Soon, Bell starting writing his own songs, and then decided to take to the stage to perform them. He often performed at the Buckhorn Bar in Laramie.

“At the Buck’s Sunday Pickin’ Circle amongst the musicians, cheap beer, barmaids, cowboys, and wild game mounts the aspiring songwriter felt at home. Underage and armed with a homemade Canadian ID, Bell booked himself gigs in the Laramie bars,” according to the website. “Often these events ended in ejection for unruly behavior or suspicion of the Canadian ID laminated to an old gift card. But, relentless in his love for music, cheap beer and a good spotlight, Bell sang on.”

He moved to Austin, Texas on Jan. 29, 2011, two days after he turned 21. In 2012 he released his debut album, “Luke Bell.”

Bell said he has many influences.

“All of my friends from Wyoming, Austin, New Orleans and in between,” he said. “The cowboys, hobos, workers, travelers and those who are kind and accepting of other human beings. And, the classics — Jimmie Rodgers, Hank Williams, Lightnin’ Hopkins, and lots of old jug band, bluegrass, old time, and blues songs.”

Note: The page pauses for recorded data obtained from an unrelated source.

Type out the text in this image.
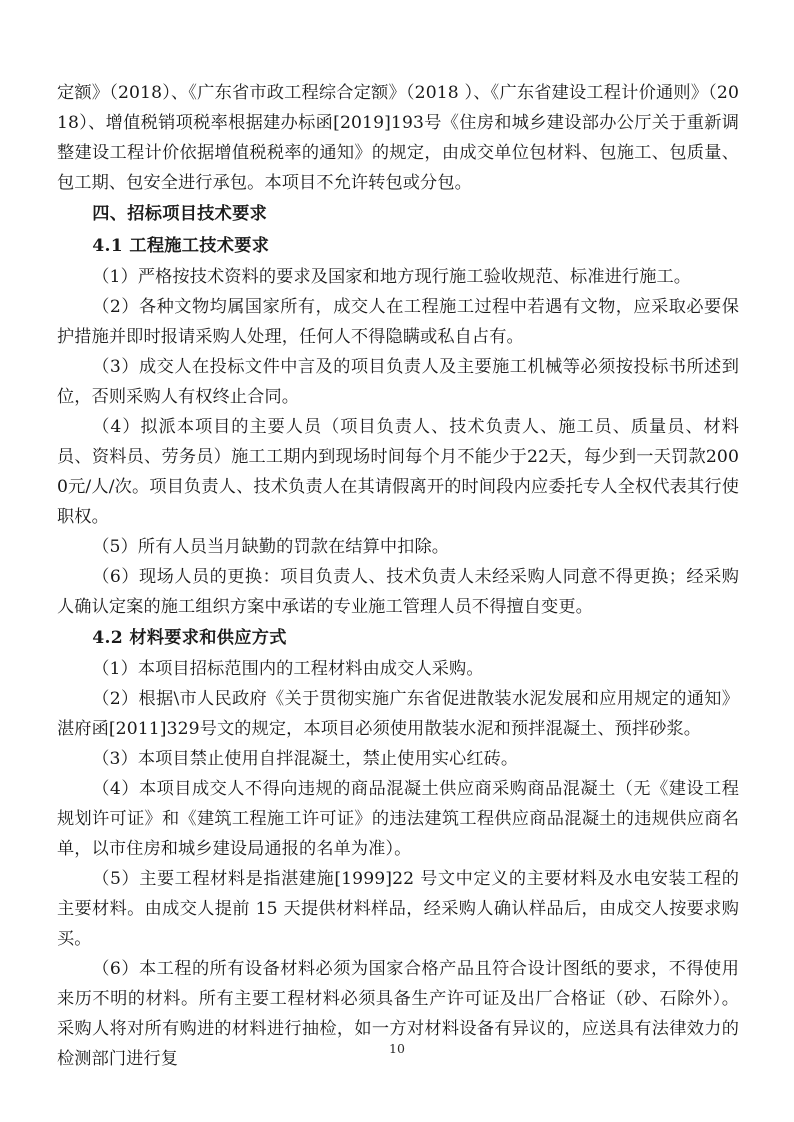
定额》（2018）、《广东省市政工程综合定额》（2018 ）、《广东省建设工程计价通则》（2018）、增值税销项税率根据建办标函[2019]193号《住房和城乡建设部办公厅关于重新调整建设工程计价依据增值税税率的通知》的规定，由成交单位包材料、包施工、包质量、包工期、包安全进行承包。本项目不允许转包或分包。

四、招标项目技术要求
4.1 工程施工技术要求

（1）严格按技术资料的要求及国家和地方现行施工验收规范、标准进行施工。

（2）各种文物均属国家所有，成交人在工程施工过程中若遇有文物，应采取必要保护措施并即时报请采购人处理，任何人不得隐瞒或私自占有。

（3）成交人在投标文件中言及的项目负责人及主要施工机械等必须按投标书所述到位，否则采购人有权终止合同。

（4）拟派本项目的主要人员（项目负责人、技术负责人、施工员、质量员、材料员、资料员、劳务员）施工工期内到现场时间每个月不能少于22天，每少到一天罚款2000元/人/次。项目负责人、技术负责人在其请假离开的时间段内应委托专人全权代表其行使职权。

（5）所有人员当月缺勤的罚款在结算中扣除。

（6）现场人员的更换：项目负责人、技术负责人未经采购人同意不得更换；经采购人确认定案的施工组织方案中承诺的专业施工管理人员不得擅自变更。

4.2 材料要求和供应方式

（1）本项目招标范围内的工程材料由成交人采购。

（2）根据\市人民政府《关于贯彻实施广东省促进散装水泥发展和应用规定的通知》湛府函[2011]329号文的规定，本项目必须使用散装水泥和预拌混凝土、预拌砂浆。

（3）本项目禁止使用自拌混凝土，禁止使用实心红砖。

（4）本项目成交人不得向违规的商品混凝土供应商采购商品混凝土（无《建设工程规划许可证》和《建筑工程施工许可证》的违法建筑工程供应商品混凝土的违规供应商名单，以市住房和城乡建设局通报的名单为准）。

（5）主要工程材料是指湛建施[1999]22 号文中定义的主要材料及水电安装工程的主要材料。由成交人提前 15 天提供材料样品，经采购人确认样品后，由成交人按要求购买。

（6）本工程的所有设备材料必须为国家合格产品且符合设计图纸的要求，不得使用来历不明的材料。所有主要工程材料必须具备生产许可证及出厂合格证（砂、石除外）。采购人将对所有购进的材料进行抽检，如一方对材料设备有异议的，应送具有法律效力的检测部门进行复

10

His goal right now is to keep writing songs, performing and recording. Bell said he doesn’t know why he chooses to remain in show business, or how long he will keep at it.

“I’m not sure of either,” he said. “But, I love certain sounds a fiddle and a guitar will make together, or a pedal steel behind a great voice. Music is a very big emotional outlet for me I think, and will always be.

“My music is roots music, specifically American roots music,” Bell said. “I write songs about where I’m from, where I’ve been, people I’ve met, jobs I’ve had, lovers I’ve lost or left, and other things I consider important.”